Egrisi played in Umaglesi Liga in the 1995–96 season, but they failed to retain their place in the league. The team has since been in low leagues with most of the seasons spent in the third division.

The club successfully concluded the regional league tournament in 2018. After Liga 4 was formed the next year, they were its participant for three consecutive seasons, although a poor performance in 2021 resulted in their relegation.

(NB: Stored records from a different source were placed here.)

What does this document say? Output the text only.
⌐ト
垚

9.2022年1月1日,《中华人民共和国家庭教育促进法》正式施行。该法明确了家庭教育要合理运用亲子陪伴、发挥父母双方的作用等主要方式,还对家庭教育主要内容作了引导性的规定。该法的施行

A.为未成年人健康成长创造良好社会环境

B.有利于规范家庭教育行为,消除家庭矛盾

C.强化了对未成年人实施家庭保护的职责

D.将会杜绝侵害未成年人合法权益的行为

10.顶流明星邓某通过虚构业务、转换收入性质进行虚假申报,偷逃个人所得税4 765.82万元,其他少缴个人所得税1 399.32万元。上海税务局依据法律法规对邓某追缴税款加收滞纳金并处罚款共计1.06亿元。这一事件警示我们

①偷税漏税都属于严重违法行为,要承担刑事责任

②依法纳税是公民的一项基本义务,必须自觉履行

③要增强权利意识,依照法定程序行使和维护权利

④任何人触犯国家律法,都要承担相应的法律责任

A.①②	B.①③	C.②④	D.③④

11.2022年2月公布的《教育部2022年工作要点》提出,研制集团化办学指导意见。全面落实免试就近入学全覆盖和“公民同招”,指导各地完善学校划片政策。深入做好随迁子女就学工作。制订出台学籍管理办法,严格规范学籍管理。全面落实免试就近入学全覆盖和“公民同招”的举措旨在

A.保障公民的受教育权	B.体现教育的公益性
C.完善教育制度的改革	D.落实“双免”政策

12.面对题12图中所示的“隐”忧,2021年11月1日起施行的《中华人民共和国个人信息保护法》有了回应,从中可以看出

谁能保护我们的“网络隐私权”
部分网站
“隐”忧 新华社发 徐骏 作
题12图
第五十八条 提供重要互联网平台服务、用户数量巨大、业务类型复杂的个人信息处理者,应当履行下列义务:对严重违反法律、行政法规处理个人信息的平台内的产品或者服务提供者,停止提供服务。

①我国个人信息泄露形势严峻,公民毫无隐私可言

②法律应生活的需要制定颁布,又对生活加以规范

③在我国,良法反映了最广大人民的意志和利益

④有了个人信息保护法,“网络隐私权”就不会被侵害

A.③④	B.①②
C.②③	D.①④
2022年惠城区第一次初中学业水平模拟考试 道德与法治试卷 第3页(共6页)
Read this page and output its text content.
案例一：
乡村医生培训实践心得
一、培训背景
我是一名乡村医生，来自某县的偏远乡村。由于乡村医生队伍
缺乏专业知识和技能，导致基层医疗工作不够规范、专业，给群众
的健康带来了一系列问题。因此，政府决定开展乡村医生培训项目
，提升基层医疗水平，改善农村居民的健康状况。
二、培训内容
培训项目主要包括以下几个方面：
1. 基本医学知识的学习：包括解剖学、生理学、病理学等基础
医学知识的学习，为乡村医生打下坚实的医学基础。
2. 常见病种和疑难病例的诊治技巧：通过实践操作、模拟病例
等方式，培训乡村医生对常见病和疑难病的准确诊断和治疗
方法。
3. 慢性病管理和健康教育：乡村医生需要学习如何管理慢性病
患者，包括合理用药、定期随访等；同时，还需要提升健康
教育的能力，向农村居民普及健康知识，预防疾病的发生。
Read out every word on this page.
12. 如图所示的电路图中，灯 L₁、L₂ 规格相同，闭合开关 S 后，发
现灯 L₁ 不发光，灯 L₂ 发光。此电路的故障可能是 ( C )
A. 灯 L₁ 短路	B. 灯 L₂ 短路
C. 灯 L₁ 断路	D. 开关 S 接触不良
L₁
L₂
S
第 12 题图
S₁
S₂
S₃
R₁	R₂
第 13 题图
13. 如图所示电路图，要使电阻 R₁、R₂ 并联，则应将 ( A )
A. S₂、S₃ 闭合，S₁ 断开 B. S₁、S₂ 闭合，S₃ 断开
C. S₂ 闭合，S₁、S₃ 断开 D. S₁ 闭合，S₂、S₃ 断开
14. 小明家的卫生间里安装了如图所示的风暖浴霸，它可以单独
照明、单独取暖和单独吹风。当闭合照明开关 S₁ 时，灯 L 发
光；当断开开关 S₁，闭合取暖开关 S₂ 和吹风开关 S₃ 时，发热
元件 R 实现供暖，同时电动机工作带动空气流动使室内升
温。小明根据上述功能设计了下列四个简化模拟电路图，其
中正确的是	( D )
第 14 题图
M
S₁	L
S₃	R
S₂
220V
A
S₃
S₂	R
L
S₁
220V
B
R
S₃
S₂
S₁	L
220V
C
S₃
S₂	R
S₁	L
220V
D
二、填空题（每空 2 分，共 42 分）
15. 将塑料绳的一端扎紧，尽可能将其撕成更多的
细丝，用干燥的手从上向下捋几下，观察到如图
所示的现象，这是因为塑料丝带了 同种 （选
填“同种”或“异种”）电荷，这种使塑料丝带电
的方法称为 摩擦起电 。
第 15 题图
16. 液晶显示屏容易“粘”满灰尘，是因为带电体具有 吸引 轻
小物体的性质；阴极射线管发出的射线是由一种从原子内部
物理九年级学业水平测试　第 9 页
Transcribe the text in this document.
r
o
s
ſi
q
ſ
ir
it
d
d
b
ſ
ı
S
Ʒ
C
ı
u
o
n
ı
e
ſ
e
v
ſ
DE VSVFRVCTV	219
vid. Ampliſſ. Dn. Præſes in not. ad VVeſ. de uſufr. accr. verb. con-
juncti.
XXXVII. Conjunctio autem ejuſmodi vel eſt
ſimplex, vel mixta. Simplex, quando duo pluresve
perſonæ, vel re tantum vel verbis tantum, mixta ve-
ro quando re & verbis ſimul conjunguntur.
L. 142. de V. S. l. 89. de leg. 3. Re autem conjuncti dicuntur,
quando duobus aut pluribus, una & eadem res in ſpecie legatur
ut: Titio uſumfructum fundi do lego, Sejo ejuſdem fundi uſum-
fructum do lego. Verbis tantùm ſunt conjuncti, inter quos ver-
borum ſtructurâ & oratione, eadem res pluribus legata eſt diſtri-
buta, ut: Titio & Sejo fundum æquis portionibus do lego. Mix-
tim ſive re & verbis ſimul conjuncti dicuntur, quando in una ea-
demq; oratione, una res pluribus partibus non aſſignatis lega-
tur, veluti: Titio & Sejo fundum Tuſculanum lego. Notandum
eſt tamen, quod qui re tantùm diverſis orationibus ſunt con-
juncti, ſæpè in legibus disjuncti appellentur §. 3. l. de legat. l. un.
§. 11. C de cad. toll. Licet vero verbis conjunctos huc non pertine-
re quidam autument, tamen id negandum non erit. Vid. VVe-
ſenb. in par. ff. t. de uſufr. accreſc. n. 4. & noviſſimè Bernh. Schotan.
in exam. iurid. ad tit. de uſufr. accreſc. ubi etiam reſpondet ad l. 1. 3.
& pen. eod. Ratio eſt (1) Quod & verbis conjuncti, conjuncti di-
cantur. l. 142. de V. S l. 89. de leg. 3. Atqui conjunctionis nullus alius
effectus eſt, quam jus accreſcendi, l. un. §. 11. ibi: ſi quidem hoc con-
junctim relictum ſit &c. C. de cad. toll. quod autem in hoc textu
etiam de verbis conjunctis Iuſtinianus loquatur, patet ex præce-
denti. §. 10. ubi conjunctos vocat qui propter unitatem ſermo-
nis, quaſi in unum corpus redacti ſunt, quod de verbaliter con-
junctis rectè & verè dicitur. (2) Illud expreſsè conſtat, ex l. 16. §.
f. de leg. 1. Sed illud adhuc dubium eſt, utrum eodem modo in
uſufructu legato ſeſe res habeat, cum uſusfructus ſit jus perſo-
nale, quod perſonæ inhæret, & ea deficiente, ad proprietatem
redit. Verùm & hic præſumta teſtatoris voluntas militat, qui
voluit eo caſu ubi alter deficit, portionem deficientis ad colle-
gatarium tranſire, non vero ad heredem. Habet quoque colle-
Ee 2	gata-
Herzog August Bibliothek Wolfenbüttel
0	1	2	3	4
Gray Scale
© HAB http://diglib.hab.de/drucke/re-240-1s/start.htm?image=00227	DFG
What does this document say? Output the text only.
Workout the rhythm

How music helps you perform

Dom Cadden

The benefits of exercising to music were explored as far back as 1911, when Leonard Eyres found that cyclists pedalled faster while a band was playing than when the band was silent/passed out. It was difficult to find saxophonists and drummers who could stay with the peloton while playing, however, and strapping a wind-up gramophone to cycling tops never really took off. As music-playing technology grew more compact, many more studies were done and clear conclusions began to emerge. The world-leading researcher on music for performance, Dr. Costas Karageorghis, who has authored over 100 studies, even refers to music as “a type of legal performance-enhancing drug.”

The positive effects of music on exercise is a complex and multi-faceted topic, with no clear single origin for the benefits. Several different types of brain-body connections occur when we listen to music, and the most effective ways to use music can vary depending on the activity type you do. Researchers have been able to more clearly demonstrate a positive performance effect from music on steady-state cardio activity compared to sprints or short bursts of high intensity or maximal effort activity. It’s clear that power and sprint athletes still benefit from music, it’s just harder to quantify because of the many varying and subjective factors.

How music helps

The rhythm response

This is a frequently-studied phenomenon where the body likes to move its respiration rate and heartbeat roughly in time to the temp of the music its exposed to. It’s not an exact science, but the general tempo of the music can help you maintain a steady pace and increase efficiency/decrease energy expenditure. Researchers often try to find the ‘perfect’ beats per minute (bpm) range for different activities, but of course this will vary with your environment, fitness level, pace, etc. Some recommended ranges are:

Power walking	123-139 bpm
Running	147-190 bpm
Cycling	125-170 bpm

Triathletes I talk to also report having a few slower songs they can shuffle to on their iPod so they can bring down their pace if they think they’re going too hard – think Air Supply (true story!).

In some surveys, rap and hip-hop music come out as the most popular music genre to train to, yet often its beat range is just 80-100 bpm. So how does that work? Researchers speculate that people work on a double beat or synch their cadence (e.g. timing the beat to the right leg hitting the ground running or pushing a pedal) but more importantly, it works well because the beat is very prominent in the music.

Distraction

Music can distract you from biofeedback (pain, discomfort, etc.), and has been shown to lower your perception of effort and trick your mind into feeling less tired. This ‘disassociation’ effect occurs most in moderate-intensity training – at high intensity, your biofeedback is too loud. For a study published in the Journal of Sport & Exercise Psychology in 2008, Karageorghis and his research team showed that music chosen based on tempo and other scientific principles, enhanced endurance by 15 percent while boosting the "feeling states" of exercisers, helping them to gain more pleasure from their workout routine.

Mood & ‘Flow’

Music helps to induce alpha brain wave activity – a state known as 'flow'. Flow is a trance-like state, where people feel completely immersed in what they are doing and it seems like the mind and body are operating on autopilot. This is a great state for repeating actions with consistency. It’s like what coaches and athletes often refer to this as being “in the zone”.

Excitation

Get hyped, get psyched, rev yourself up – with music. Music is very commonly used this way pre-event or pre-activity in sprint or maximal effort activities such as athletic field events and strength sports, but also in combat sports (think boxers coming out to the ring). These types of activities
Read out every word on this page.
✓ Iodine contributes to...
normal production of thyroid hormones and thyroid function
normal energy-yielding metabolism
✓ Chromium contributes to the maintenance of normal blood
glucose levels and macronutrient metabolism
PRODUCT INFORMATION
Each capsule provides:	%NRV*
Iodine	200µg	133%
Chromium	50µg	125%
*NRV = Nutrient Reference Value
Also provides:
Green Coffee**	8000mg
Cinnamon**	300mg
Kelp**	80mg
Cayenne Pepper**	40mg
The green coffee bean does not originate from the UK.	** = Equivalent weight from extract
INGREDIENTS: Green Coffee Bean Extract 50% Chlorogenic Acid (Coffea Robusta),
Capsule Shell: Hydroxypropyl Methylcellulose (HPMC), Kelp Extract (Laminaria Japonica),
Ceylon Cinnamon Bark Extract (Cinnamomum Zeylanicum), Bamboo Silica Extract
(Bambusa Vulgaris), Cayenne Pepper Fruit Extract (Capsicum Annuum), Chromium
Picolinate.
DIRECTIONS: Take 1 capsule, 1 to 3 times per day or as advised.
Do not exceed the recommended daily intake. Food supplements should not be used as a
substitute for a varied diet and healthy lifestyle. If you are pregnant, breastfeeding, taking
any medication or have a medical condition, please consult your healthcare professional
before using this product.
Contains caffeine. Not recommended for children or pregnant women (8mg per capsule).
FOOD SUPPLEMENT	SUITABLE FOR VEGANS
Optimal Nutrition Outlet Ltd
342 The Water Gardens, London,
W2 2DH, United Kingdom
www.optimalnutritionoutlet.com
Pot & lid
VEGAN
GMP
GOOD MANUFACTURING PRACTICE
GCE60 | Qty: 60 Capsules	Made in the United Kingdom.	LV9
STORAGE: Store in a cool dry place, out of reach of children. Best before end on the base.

In their third successive season in Regionuli Liga, Egrisi under Besik Sherozia finished 2nd, four points adrift of group leaders Kolkheti-2, and reached the play-off stage of this tournament.

==Seasons==

| Year | League | Pos | M | W | D | L | GF–GA | Pts | Notes |
| 2012–13 | Meore Liga West | 13th of 13 | 24 | 2 | 4 | 18 | 22-77 | 10 |  |
| 2013–14 | Meore Liga West | 3rd of 13 | 24 | 16 | 0 | 8 | 53-35 | 48 |  |
| 2014–15 | Meore Liga West | 8th of 15 | 28 | 11 | 6 | 11 | 55-57 | 39 |  |
| 2015–16 | Meore Liga West | 5th of 14 | 26 | 14 | 4 | 8 | 55-34 | 46 |  |
| 2016 | Meore Liga Group B | 6th of 8 | 14 | 5 | 2 | 7 | 15-23 | 17 | Relegated |
| 2017 | Regionuli Liga, Group A West | 12th of 16 | 28 | 8 | 6 | 14 | 43-61 | 30 |  |
| 2018 | Regionuli Liga, West C | 2nd of 8 | 14 | 7 | 5 | 2 | 26-13 | 26 |
| Promotion Group | 1st of 8 | 14 | 10 | 0 | 4 | 34-17 | 30 | Promoted |
| 2019 | Liga 4 | 4th of 10 | 27 | 14 | 2 | 11 | 49-43 | 44 |  |
| 2020 | Liga 4 White Group | 7th of 8 | 14 | 2 | 4 | 8 | 23-47 | 10 |  |
| 2021 | Liga 4 Red Group | 9th of 10 | 18 | 2 | 3 | 13 | 11-52 | 9 |  |
| Relegation Round | 10th of 10 | 18 | 1 | 3 | 14 | 12-66 | 6 | Relegated |
| 2022 | Regionuli Liga, Group C | 9th of 11 | 20 | 4 | 1 | 15 | 23-59 | 13 |  |
| 2023 | Regionuli Liga, Group C | 4th of 13 | 24 | 13 | 4 | 7 | 58-38 | 43 |  |
| 2024 | Regionuli Liga, Group C | 2nd of 13 | 24 | 19 | 2 | 3 | 82–25 | 59 | Playoff |
| 2025 | Regionuli Liga, Group C | 15th of 16 | 30 | 3 | 5 | 22 | 32–92 | 14 |  |

==Squad==

As of 4 April 2024

| No. | Pos. | Nation | Player |
|---|---|---|---|
| — | GK | GEO | Tornike Khoperia |
| — | DF | GEO | Luka Gulatava Zhividze |
| — | DF | GEO | Giorgi Beraia |
| — | DF | GEO | Guram Pachkoria |
| — | DF | GEO | Nika Kokaia |
| — | DF | GEO | Mate Sordia |
| — | DF | GEO | Mamuka Lakia |
| — | MF | GEO | Dmitri Lashkarava |
| — | MF | GEO | Lasha Kalandia |
| — | MF | GEO | Genadi Korkotadze |

| No. | Pos. | Nation | Player |
|---|---|---|---|
| — | MF | GEO | Irakli Lashkarava |
| — | MF | GEO | Dmitri Ioseliani |
| — | MF | GEO | Berdia Gabedava |
| — | MF | GEO | Andria Kachibaia |
| — | MF | GEO | Revaz Dzadzamia |
| — | MF | GEO | Tamaz Shalikashvili |
| — | MF | GEO | Guram Lezhava |
| — | FW | GEO | Mikheil Mikeladze |
| — | FW | GEO | Nikoloz Khachidze |
| — | FW | GEO | Luka Parulava |

==Name==
Egrisi is a Georgian name for the ancient kingdom of Colchis, which covered the vast areas of contemporary Georgia.